Microphone permission denied

Symptom: a red mic icon appears, or starting fails immediately with a permission error.
Fix: click the camera/lock icon in your browser address bar, allow microphone for mirrorcaption.com, then reload the page.
On Android: the first permission prompt sometimes fails to register. If that happens, fully quit Chrome, reopen it, then follow the three steps below to confirm microphone access is enabled for mirrorcaption.com.

Step 1: tap the site-info icon next to the URL
1. Tap the site-info icon next to the URL.
Step 2: open Permissions
2. Open Permissions.
Step 3: make sure microphone is enabled
3. Make sure the microphone toggle is on.
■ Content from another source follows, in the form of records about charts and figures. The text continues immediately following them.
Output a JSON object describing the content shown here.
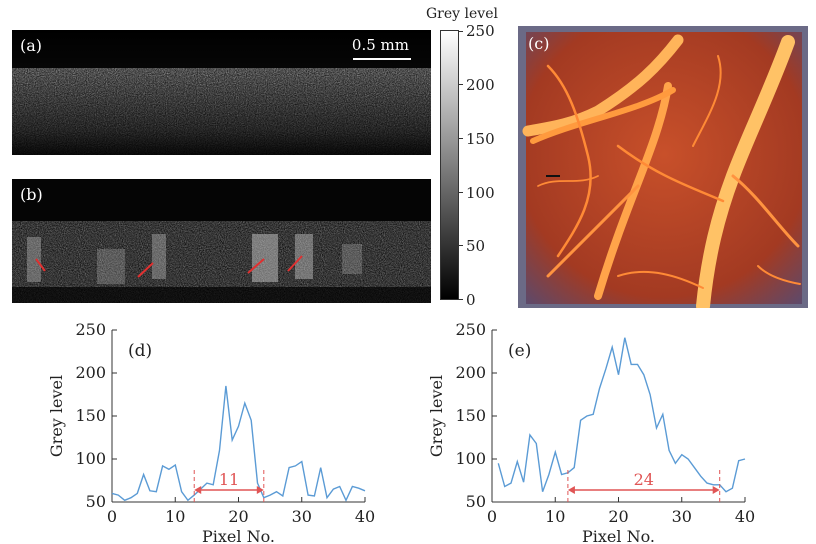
{
  "panel_a": {
    "label": "(a)",
    "scalebar": "0.5 mm"
  },
  "panel_b": {
    "label": "(b)"
  },
  "panel_c": {
    "label": "(c)"
  },
  "colorbar": {
    "title": "Grey level",
    "ticks": [
      "250",
      "200",
      "150",
      "100",
      "50",
      "0"
    ]
  },
  "chart_data": [
    {
      "type": "line",
      "panel": "(d)",
      "xlabel": "Pixel No.",
      "ylabel": "Grey level",
      "xlim": [
        0,
        40
      ],
      "ylim": [
        50,
        250
      ],
      "xticks": [
        "0",
        "10",
        "20",
        "30",
        "40"
      ],
      "yticks": [
        "50",
        "100",
        "150",
        "200",
        "250"
      ],
      "color": "#5b9bd5",
      "x": [
        0,
        1,
        2,
        3,
        4,
        5,
        6,
        7,
        8,
        9,
        10,
        11,
        12,
        13,
        14,
        15,
        16,
        17,
        18,
        19,
        20,
        21,
        22,
        23,
        24,
        25,
        26,
        27,
        28,
        29,
        30,
        31,
        32,
        33,
        34,
        35,
        36,
        37,
        38,
        39,
        40
      ],
      "y": [
        60,
        58,
        52,
        55,
        60,
        82,
        63,
        62,
        92,
        88,
        93,
        62,
        52,
        58,
        65,
        72,
        70,
        110,
        185,
        122,
        138,
        165,
        145,
        72,
        55,
        58,
        62,
        57,
        90,
        92,
        97,
        58,
        57,
        90,
        55,
        65,
        68,
        52,
        68,
        66,
        63
      ],
      "annotation": {
        "text": "11",
        "x_start": 13,
        "x_end": 24,
        "color": "#e05555"
      }
    },
    {
      "type": "line",
      "panel": "(e)",
      "xlabel": "Pixel No.",
      "ylabel": "Grey level",
      "xlim": [
        0,
        40
      ],
      "ylim": [
        50,
        250
      ],
      "xticks": [
        "0",
        "10",
        "20",
        "30",
        "40"
      ],
      "yticks": [
        "50",
        "100",
        "150",
        "200",
        "250"
      ],
      "color": "#5b9bd5",
      "x": [
        1,
        2,
        3,
        4,
        5,
        6,
        7,
        8,
        9,
        10,
        11,
        12,
        13,
        14,
        15,
        16,
        17,
        18,
        19,
        20,
        21,
        22,
        23,
        24,
        25,
        26,
        27,
        28,
        29,
        30,
        31,
        32,
        33,
        34,
        35,
        36,
        37,
        38,
        39,
        40
      ],
      "y": [
        95,
        68,
        72,
        97,
        73,
        128,
        118,
        62,
        82,
        108,
        82,
        84,
        90,
        145,
        150,
        152,
        182,
        205,
        230,
        198,
        241,
        210,
        210,
        198,
        175,
        136,
        152,
        110,
        95,
        105,
        100,
        90,
        80,
        72,
        70,
        70,
        62,
        66,
        98,
        100
      ],
      "annotation": {
        "text": "24",
        "x_start": 12,
        "x_end": 36,
        "color": "#e05555"
      }
    }
  ]
}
Corporate network / Zscaler / isolated browser

Symptom: "Microphone access blocked" or "Could not access the microphone" even though you have allowed the permission in the browser, and the issue is consistent on a work network or a managed device.
Fix: some IT setups (e.g. Zscaler's Browser Isolation or a remote-browser sandbox) silently strip access to the microphone, camera, and screen-capture APIs. Ask your IT team to allow mirrorcaption.com (full domain) outside of the isolation policy.
Workaround while you wait for IT: open mirrorcaption.com on your phone, leave it next to your laptop speakers, and the phone's microphone will pick up the call audio from the speakers — caption quality drops a bit but is usable for most meetings.

Connection drops mid-session

Symptom: a banner says "Reconnecting…" and captions pause for a few seconds.
Fix: nothing usually — MirrorCaption auto-reconnects on flaky networks.